Nexia's Henry Tan dissects Singapore's new normal

Newly appointed chief innovation officer remains cautiously optimistic as the economy gradually reopens.

Henry Tan is no stranger to Singapore Business Review’s Awards as part of the main list of judges who assess the winners that go on stage to receive trophies on behalf of local, listed and international firms in the Lion City, albeit more casual and less digital.

Recently introduced as CIO of Nexia TS, on top of his role as Group CEO, he assists companies with their IPO, mergers and acquisition, business plans and fundraising. He is on the board of several listed companies, including holdings and industrial firms as well as property and REITs.

With China embroiled in a trade war and tussling issues over the coronavirus pandemic, Henry notes the uncertainty ahead spells trouble on both the economy and foreign investments in the mainland. Foreign companies are moving out and making inroads into other parts of Asia like India, Vietnam. For him, Singapore has a lot to offer to foreign investors, particularly the flat but effective corporate tax rate of 17%. Distinct groups would favour the East over the West, and vice versa, he said.

In an interview, Singapore Business Review caught up with Henry to discuss more about his current duties with Nexia TS, what homegrown businesses can learn from the crisis, as well as recent developments for e-commerce where the launch of a new standard is set to help improve transparency in online processes and policies.

Which particular markets or sectors are your main focus? Can you share with us your work experience or any backstory that has contributed to your professional career?

As Group CEO of the Nexia TS group of companies today, I have assisted many entrepreneurs to grow their business in Asia through IPO, M&A, accounting and other advisory since the inception of the firm. Other areas that I focused on are taxation advisory to companies entering into Singapore and Chinese market in respect of structuring of business. Restructuring advisory to a number of Chinese companies for doing business and fundraising outside China. In the later part of my accounting career, I serve as advisors to clients in Singapore and the region, and I sit on the board of a number of listed companies.

What can SMEs and other homegrown businesses learn from the crisis? For those who have been badly hit, what do owners need to consider on the road to recovery?

Don’t just do nothing. Do something. Transformation is the key as we continue to operate on what we have and what we can. COVID-19 changes the way businesses are done as it changes a lot of mindset. People are willing to collaborate more as compared to pre-COVID times. The pandemic has taught us to come together as one, to collaborate, and make businesses work given that we are all in the same boat (in this current situation)—think positively and don’t stop looking out for any opportunities ahead.

What’s your take on international companies moving their operations out of the Mainland?
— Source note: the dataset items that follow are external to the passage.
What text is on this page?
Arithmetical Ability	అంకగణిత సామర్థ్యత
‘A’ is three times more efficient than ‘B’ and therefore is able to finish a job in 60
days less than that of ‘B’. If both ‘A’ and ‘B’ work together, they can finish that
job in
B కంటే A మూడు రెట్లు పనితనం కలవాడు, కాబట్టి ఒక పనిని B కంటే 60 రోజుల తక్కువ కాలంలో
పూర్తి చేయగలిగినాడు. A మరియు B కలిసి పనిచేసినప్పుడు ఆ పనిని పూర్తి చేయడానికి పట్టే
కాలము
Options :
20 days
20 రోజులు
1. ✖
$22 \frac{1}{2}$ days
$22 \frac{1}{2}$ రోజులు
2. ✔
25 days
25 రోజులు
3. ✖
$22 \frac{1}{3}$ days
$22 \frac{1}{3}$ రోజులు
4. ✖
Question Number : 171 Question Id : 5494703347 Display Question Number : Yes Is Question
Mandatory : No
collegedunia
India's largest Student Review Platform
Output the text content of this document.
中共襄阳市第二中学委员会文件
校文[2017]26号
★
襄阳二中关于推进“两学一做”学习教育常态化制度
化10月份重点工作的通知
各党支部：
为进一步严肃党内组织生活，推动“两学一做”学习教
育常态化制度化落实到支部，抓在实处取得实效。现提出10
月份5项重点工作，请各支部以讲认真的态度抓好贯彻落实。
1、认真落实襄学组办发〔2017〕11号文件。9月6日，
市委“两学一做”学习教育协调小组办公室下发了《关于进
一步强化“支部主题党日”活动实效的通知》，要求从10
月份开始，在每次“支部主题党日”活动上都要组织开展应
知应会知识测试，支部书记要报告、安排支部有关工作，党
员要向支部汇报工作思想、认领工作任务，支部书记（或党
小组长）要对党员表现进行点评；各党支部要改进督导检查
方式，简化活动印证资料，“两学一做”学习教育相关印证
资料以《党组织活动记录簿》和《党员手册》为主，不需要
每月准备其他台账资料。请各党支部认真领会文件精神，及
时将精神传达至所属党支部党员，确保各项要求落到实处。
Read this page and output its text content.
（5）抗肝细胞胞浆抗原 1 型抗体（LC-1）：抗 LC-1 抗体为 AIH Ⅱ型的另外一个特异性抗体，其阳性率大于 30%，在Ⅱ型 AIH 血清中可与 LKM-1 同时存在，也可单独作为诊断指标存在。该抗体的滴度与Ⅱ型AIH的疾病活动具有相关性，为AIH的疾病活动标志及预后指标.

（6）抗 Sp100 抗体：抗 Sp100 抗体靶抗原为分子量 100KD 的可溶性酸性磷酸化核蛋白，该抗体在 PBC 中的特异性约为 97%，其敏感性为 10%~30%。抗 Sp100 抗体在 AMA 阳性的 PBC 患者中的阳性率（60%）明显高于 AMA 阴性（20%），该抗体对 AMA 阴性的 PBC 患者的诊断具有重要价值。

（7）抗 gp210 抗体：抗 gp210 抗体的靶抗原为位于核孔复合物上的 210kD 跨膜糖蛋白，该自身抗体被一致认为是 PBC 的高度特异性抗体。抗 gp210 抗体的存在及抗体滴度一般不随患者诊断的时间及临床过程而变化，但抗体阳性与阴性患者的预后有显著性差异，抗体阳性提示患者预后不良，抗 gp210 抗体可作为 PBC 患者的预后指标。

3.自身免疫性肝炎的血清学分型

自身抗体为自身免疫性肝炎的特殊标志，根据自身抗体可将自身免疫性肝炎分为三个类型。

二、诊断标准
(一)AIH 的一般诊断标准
Where are the opportunities and how does Singapore fare in all these?

With China embroiled in a long-drawn trade war and tussling issues over the coronavirus pandemic, the uncertainty ahead spells trouble on both the economy and foreign investments in the country. Foreign companies are making ways beyond China and into other parts of Asia like India, Vietnam, etc, as opportunities lurk amidst the political unrest. There will be a distinct group of investors that favour going East whilst another group favouring West. Singapore, however, has a lot to offer to foreign investors into the city-state. Taxes are on top of the agenda for setting up a business, and Singapore’s unique advantage is its low effective corporate tax rate at a flat 17% at present. From ease of doing business, geopolitical haven and its impressive 22 bilateral and regional free trade agreements, are few of the many key offerings on top of being a financial and innovation hub for regional operations Singapore can offer.
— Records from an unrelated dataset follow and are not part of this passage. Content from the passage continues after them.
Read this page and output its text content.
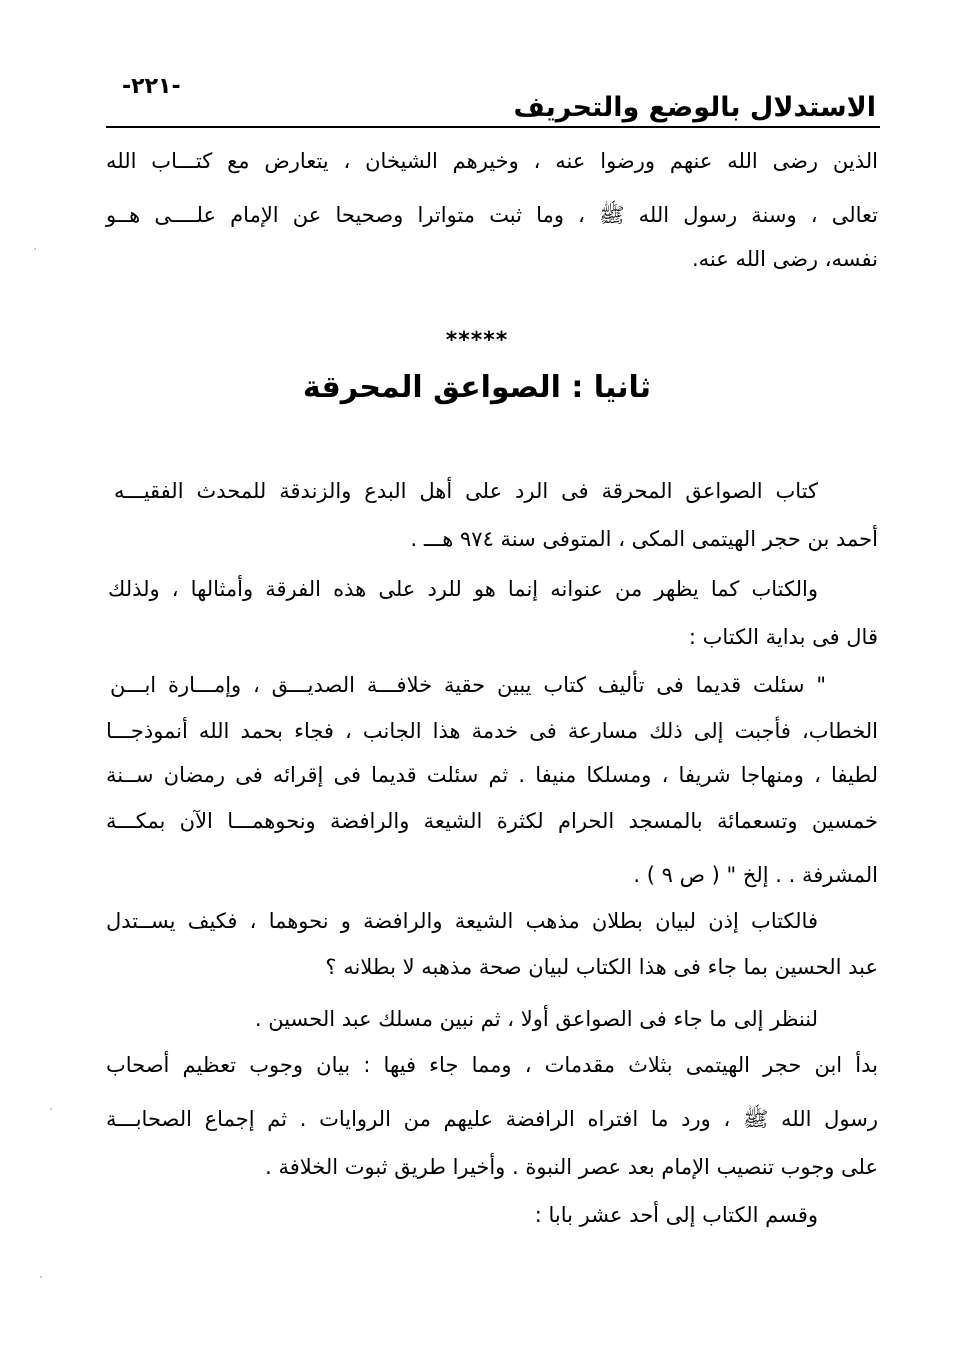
-٢٢١-
الاستدلال بالوضع والتحريف
الذين رضى الله عنهم ورضوا عنه ، وخيرهم الشيخان ، يتعارض مع كتـــاب الله
تعالى ، وسنة رسول الله ﷺ ، وما ثبت متواترا وصحيحا عن الإمام علــــى هــو
نفسه، رضى الله عنه.
*****
ثانيا : الصواعق المحرقة
كتاب الصواعق المحرقة فى الرد على أهل البدع والزندقة للمحدث الفقيـــه
أحمد بن حجر الهيتمى المكى ، المتوفى سنة ٩٧٤ هـــ .
والكتاب كما يظهر من عنوانه إنما هو للرد على هذه الفرقة وأمثالها ، ولذلك
قال فى بداية الكتاب :
" سئلت قديما فى تأليف كتاب يبين حقية خلافـــة الصديـــق ، وإمـــارة ابـــن
الخطاب، فأجبت إلى ذلك مسارعة فى خدمة هذا الجانب ، فجاء بحمد الله أنموذجـــا
لطيفا ، ومنهاجا شريفا ، ومسلكا منيفا . ثم سئلت قديما فى إقرائه فى رمضان ســنة
خمسين وتسعمائة بالمسجد الحرام لكثرة الشيعة والرافضة ونحوهمـــا الآن بمكـــة
المشرفة . . إلخ " ( ص ٩ ) .
فالكتاب إذن لبيان بطلان مذهب الشيعة والرافضة و نحوهما ، فكيف يســتدل
عبد الحسين بما جاء فى هذا الكتاب لبيان صحة مذهبه لا بطلانه ؟
لننظر إلى ما جاء فى الصواعق أولا ، ثم نبين مسلك عبد الحسين .
بدأ ابن حجر الهيتمى بثلاث مقدمات ، ومما جاء فيها : بيان وجوب تعظيم أصحاب
رسول الله ﷺ ، ورد ما افتراه الرافضة عليهم من الروايات . ثم إجماع الصحابـــة
على وجوب تنصيب الإمام بعد عصر النبوة . وأخيرا طريق ثبوت الخلافة .
وقسم الكتاب إلى أحد عشر بابا :
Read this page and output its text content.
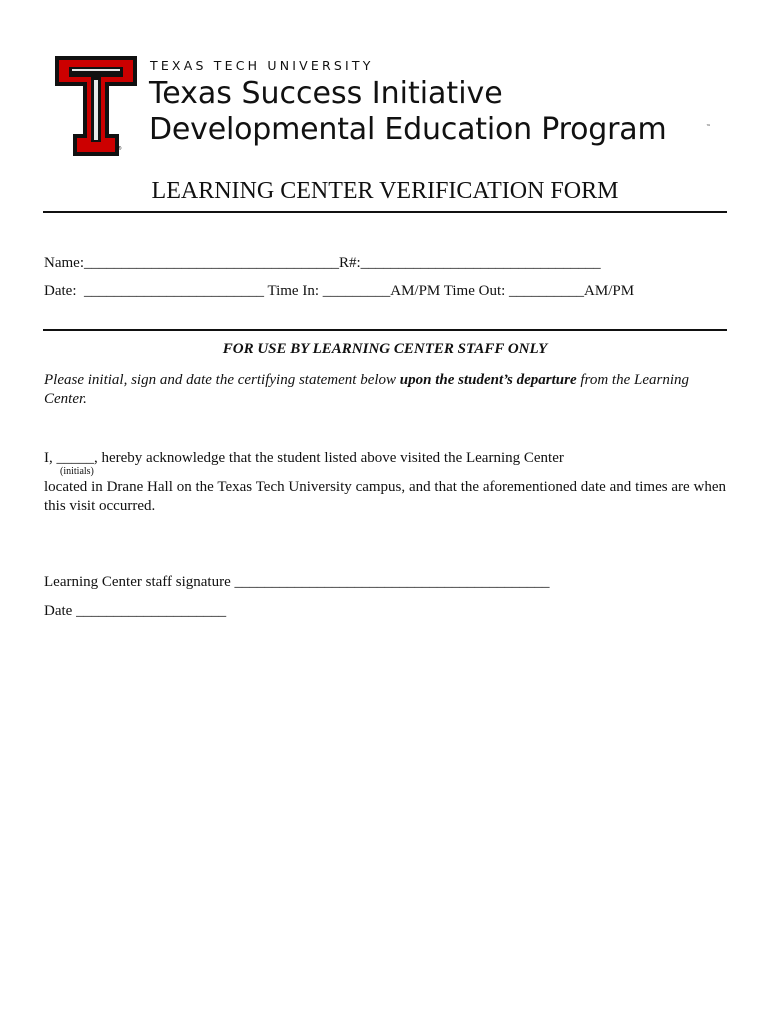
®
TEXAS TECH UNIVERSITY
Texas Success Initiative
Developmental Education Program	™
LEARNING CENTER VERIFICATION FORM
Name:__________________________________R#:________________________________
Date:  ________________________ Time In: _________AM/PM Time Out: __________AM/PM
FOR USE BY LEARNING CENTER STAFF ONLY
Please initial, sign and date the certifying statement below upon the student’s departure from the Learning Center.
I, _____, hereby acknowledge that the student listed above visited the Learning Center
(initials)
located in Drane Hall on the Texas Tech University campus, and that the aforementioned date and times are when this visit occurred.
Learning Center staff signature __________________________________________
Date ____________________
Whilst we thought that investments were redirecting to other hubs, MTI reported that investments have already exceeded the full-year target in the first four months. What’s your take on this?
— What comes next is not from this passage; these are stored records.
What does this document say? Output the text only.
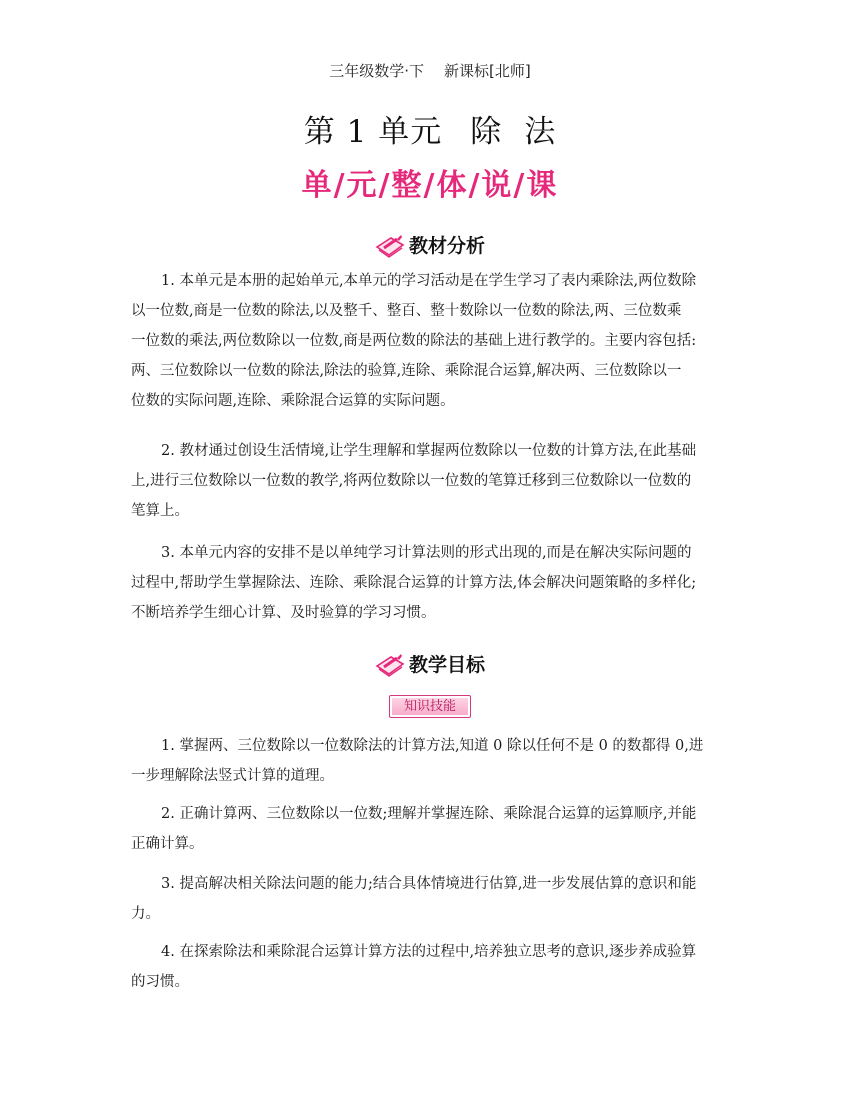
三年级数学·下 新课标[北师]
第 1 单元 除 法
单/元/整/体/说/课
教材分析
1. 本单元是本册的起始单元,本单元的学习活动是在学生学习了表内乘除法,两位数除
以一位数,商是一位数的除法,以及整千、整百、整十数除以一位数的除法,两、三位数乘
一位数的乘法,两位数除以一位数,商是两位数的除法的基础上进行教学的。主要内容包括:
两、三位数除以一位数的除法,除法的验算,连除、乘除混合运算,解决两、三位数除以一
位数的实际问题,连除、乘除混合运算的实际问题。
2. 教材通过创设生活情境,让学生理解和掌握两位数除以一位数的计算方法,在此基础
上,进行三位数除以一位数的教学,将两位数除以一位数的笔算迁移到三位数除以一位数的
笔算上。
3. 本单元内容的安排不是以单纯学习计算法则的形式出现的,而是在解决实际问题的
过程中,帮助学生掌握除法、连除、乘除混合运算的计算方法,体会解决问题策略的多样化;
不断培养学生细心计算、及时验算的学习习惯。
教学目标
知识技能
1. 掌握两、三位数除以一位数除法的计算方法,知道 0 除以任何不是 0 的数都得 0,进
一步理解除法竖式计算的道理。
2. 正确计算两、三位数除以一位数;理解并掌握连除、乘除混合运算的运算顺序,并能
正确计算。
3. 提高解决相关除法问题的能力;结合具体情境进行估算,进一步发展估算的意识和能
力。
4. 在探索除法和乘除混合运算计算方法的过程中,培养独立思考的意识,逐步养成验算
的习惯。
It is heartening to learn that Singapore has exceeded by 62% in merely four months over the whole year target. This shows that investors have full confidence in the city-state despite battling the Covid-19 crisis. Largely of these investments came from sectors such as electronics and info-communications even as the country sees a dip in other demands, which led to the rise in unemployment. On a brighter side, e-commerce is here to stay as online shopping continues after curbs ease. With the recent launch of the new standard—Technical Reference 76—to improve e-retailers build transparency in online processes and policies, it shows that companies trust Singapore for its policy making and technological advancements. However, not to be complacent with where we are today but to be better tomorrow, we need to be cautiously optimistic as the reaction of other countries as they close up may affect us.